Call-to-Action: Strong, varied, testable
Visual Treatment: Hybrid, UGC, high polish, etc.
Once you’ve got a winning ad, use it as seed content. From that one base, you can spin off:
3 new hooks
2 new angles
1 new visual treatment
With these swaps, you’ve got 5–10 unique creatives that retain the winning DNA without triggering Meta’s creative fatigue filters.
Creator Diversity Matters More Than Ever
Another major lever: creator variation. Using different faces, voices, and styles not only refreshes the ad experience, but it also improves audience relatability and extends shelf life. Creator swaps are especially useful for evergreen campaigns. Keep the messaging the same, but vary the delivery. The added diversity in voice and tone drives improved engagement without reinventing the wheel.
One great way to do a creative iteration is to send a winning creative to a new creator and have them remake the video in their own style, as close to the original as possible, but with all new… everything.
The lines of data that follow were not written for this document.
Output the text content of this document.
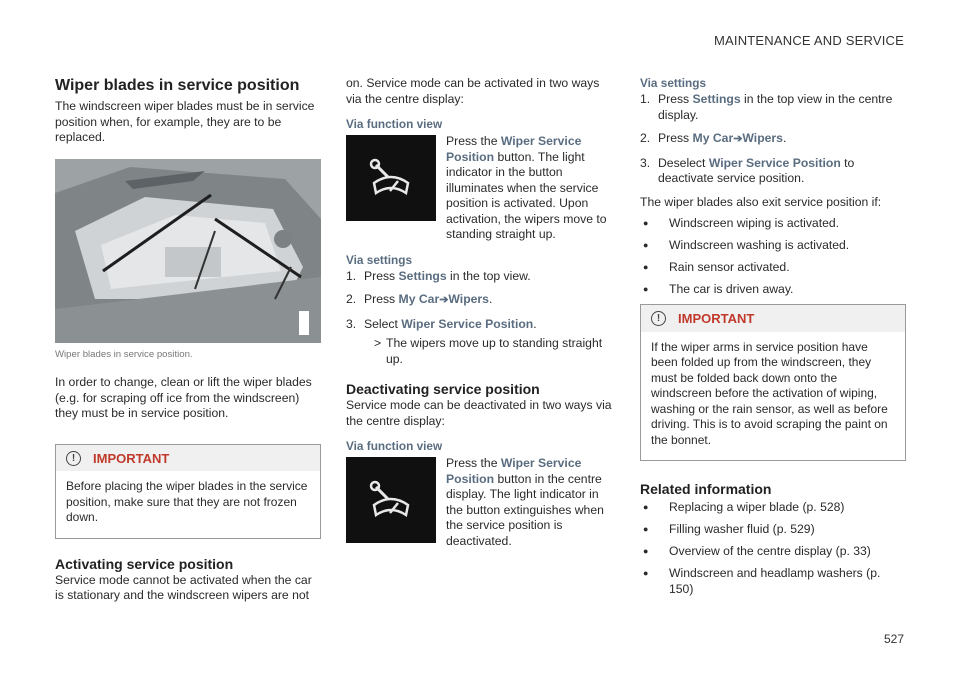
MAINTENANCE AND SERVICE
Wiper blades in service position

The windscreen wiper blades must be in service position when, for example, they are to be replaced.

Wiper blades in service position.

In order to change, clean or lift the wiper blades (e.g. for scraping off ice from the windscreen) they must be in service position.

!	IMPORTANT
Before placing the wiper blades in the service position, make sure that they are not frozen down.
Activating service position

Service mode cannot be activated when the car is stationary and the windscreen wipers are not

on. Service mode can be activated in two ways via the centre display:

Via function view
Press the Wiper Service Position button. The light indicator in the button illuminates when the service position is activated. Upon activation, the wipers move to standing straight up.
Via settings
1. Press Settings in the top view.
2. Press My Car➔Wipers.
3. Select Wiper Service Position.
> The wipers move up to standing straight up.
Deactivating service position

Service mode can be deactivated in two ways via the centre display:

Via function view
Press the Wiper Service Position button in the centre display. The light indicator in the button extinguishes when the service position is deactivated.
Via settings
1. Press Settings in the top view in the centre display.
2. Press My Car➔Wipers.
3. Deselect Wiper Service Position to deactivate service position.

The wiper blades also exit service position if:

●	Windscreen wiping is activated.
●	Windscreen washing is activated.
●	Rain sensor activated.
●	The car is driven away.
!	IMPORTANT
If the wiper arms in service position have been folded up from the windscreen, they must be folded back down onto the windscreen before the activation of wiping, washing or the rain sensor, as well as before driving. This is to avoid scraping the paint on the bonnet.
Related information
●	Replacing a wiper blade (p. 528)
●	Filling washer fluid (p. 529)
●	Overview of the centre display (p. 33)
●	Windscreen and headlamp washers (p. 150)
527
THIS is a big swing for creative that still keeps the foundation steady of what you know was already proven.
What to Do Next: Action Steps for Creative Teams
Here’s how you can apply these insights in your next creative sprint:
Audit your top-performing creatives using the 4-part framework: Benefit, Positioning, Emotion, Clarity.
Isolate the emotional drivers—and make them bolder.
Build modularly. Use hooks, angles, proof points, and visual treatments as swappable blocks.
Use creator diversity as a tool to refresh and scale.
Tag and organize creatives by message type, emotion, and style to avoid repetition and aid testing.
In a world where Meta’s algorithm prizes novelty and emotional connection, your creative edge isn’t just about making new ads, it’s about making ads that feel new in structure, tone, and impact.
If your performance is plateauing, don’t default to another CTA swap. Step back, revisit your framework, and ask: which of these four pillars is missing?
Because in 2025, that’s what winning creatives need.